One day I decided I’d had enough of messianic prophecies of battle and bloodshed and spent my Navi class, and the rest of the afternoon, in the library with a copy of Anna Karenina. Despite my uneasiness at the thought of getting on Rabbi Kavon’s bad side, I figured if I came in tomorrow with the homework done, he would let it slide.
The next day, I spent my lunch in back of the auditorium, reading. As the bell rang, I gathered my things and headed for the door.
Rabbi Kavon was on the other side, waiting for me.
“You didn’t come…” His voice broke. Then he looked at me, imploringly, as if to say, Don’t you know what you’re missing?
The second I saw him I steeled myself, hoping to head off his tirade with a snappy excuse for my absence. But the look on his face stopped me from speaking. It wasn’t anger I saw, only sadness, like someone had hurt him deeply. I couldn’t imagine what could have happened.
“You didn’t come…” he said to me quietly. His voice broke, as if he was about to cry. Then he looked right at me, imploringly, as if to say, Don’t you know what you’re missing?
My tough reserve melted. My head emptied of excuses, like water from a pitcher, leaving only thoughts of remorse.
“I-I’m sorry,” was all I could say.
He nodded. “I’ll see you in class.”
I nodded back.
As I watched him shuffle off down the hall, I was struck by an unexpected thought: Maybe there’s more to this than I think there is.
If Rabbi Kavon had come to me with anger and punishment, he would have just pushed me farther away, like most of the other teachers had, the way almost everyone I knew had, by acting as if being Jewish was just something you happened to be, like green-eyed or Australian, but didn’t really impact the way you lived your life. If he’d treated me as if I was just another troublesome kid, I would have had no reason to look deeper at what he was trying to teach me.
But he didn’t. With just a few words, Rabbi Kavon communicated to me that I had been given a treasure, along with a map to find it. To squander it would be waste on a tragic scale.
It was a long time before the seed he’d planted would sprout, but I would never forget that quick exchange we’d had in the hallway.
Dancing with the Torah
Years later, I would remember it again at Simchat Torah, when Jews gather together to celebrate the completion of the yearly cycle of Torah readings. Our entire congregation had gathered to take the Torah scrolls from the ark and dance with them. Amidst the celebrants, I saw my two-year-old son riding on his father’s shoulders, gleefully reaching out to kiss the Torah as it came by. “Torah!” he shrieked, making the men circling with him laugh.

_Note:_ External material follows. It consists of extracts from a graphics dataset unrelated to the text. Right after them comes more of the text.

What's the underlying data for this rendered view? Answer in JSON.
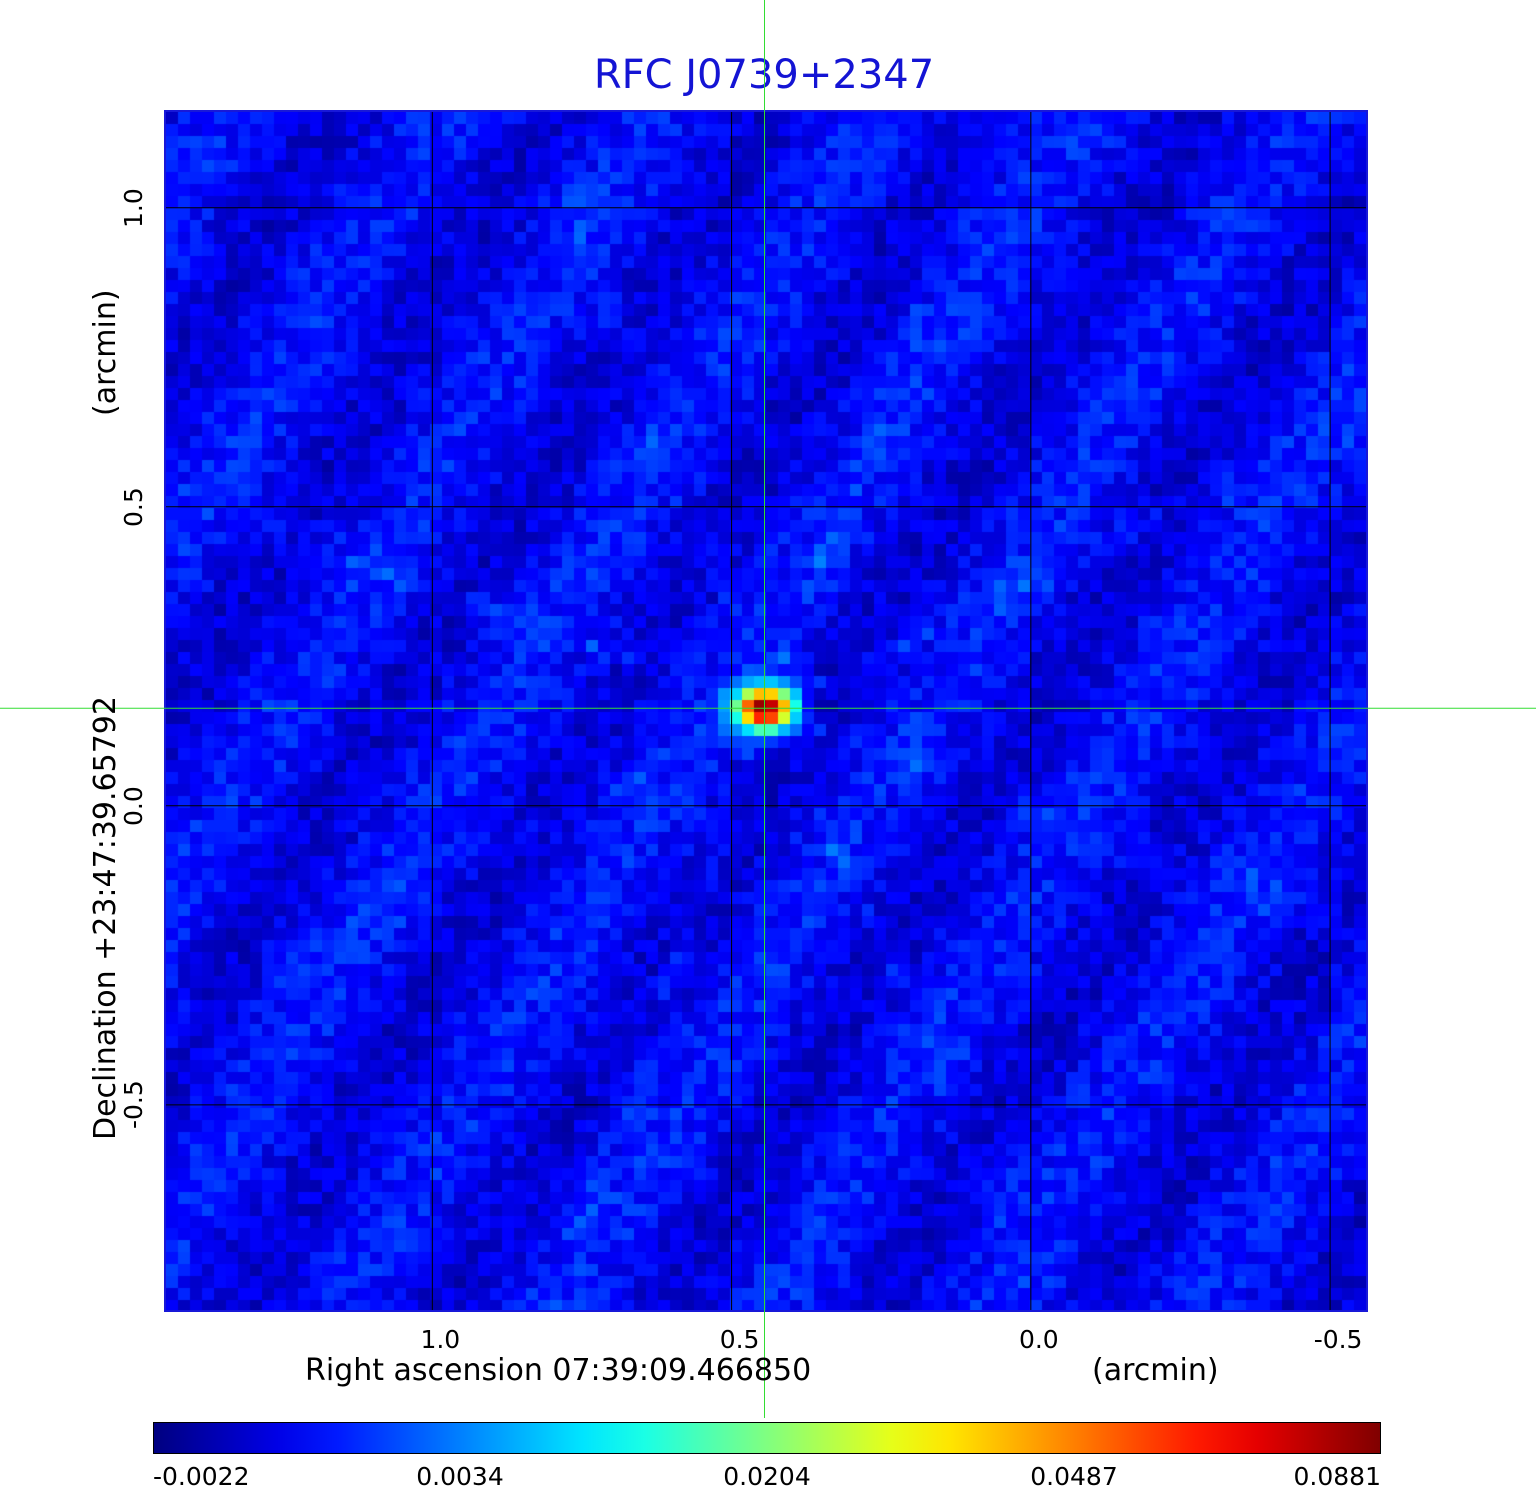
{
  "chart_data": {
    "type": "heatmap",
    "title": "RFC J0739+2347",
    "colors": {
      "title": "#1414d4",
      "grid": "#000000",
      "crosshair": "#33dd33",
      "frame": "#1818d8",
      "background_field": "#1a5cf0"
    },
    "xlabel": "Right ascension  07:39:09.466850",
    "xunit": "(arcmin)",
    "ylabel": "Declination  +23:47:39.65792",
    "yunit": "(arcmin)",
    "x_ticks": [
      "1.0",
      "0.5",
      "0.0",
      "-0.5"
    ],
    "x_tick_values": [
      1.0,
      0.5,
      0.0,
      -0.5
    ],
    "y_ticks": [
      "1.0",
      "0.5",
      "0.0",
      "-0.5"
    ],
    "y_tick_values": [
      1.0,
      0.5,
      0.0,
      -0.5
    ],
    "xlim": [
      1.445,
      -0.56
    ],
    "ylim": [
      -0.843,
      1.16
    ],
    "grid": true,
    "crosshair": {
      "x": 0.445,
      "y": 0.163
    },
    "source": {
      "x": 0.445,
      "y": 0.163,
      "peak": 0.0881
    },
    "colorbar": {
      "colormap": "jet",
      "ticks": [
        "-0.0022",
        "0.0034",
        "0.0204",
        "0.0487",
        "0.0881"
      ],
      "tick_values": [
        -0.0022,
        0.0034,
        0.0204,
        0.0487,
        0.0881
      ],
      "range": [
        -0.0022,
        0.0881
      ]
    }
  }
}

As I looked on, a woman walked over to me. Her eyes were teary. “Watching your son kiss the Torah makes me cry,” she said.
“Watching your son kiss the Torah makes me cry.”
Then she took my hand. “I wasn’t born Jewish,” she went on. “I was raised as a Christian, and I’ve raised my children as Christians. But over the years, I’ve seen the beauty of Judaism and realized that I have a Jewish soul. My family has joined me, and they even come to shul with me. But it was too late for me to raise my children with the Torah.”
She looked at my son, held aloft by his father amongst the dancing Torah scrolls. “You have been given such a precious gift.”
I was moved, knowing she was right – in more ways than she realized. If it wasn’t for Rabbi Kavon, chances are I would have rejected the gift. Now I am lucky enough to pass it on to my children.
For that, I will always be grateful.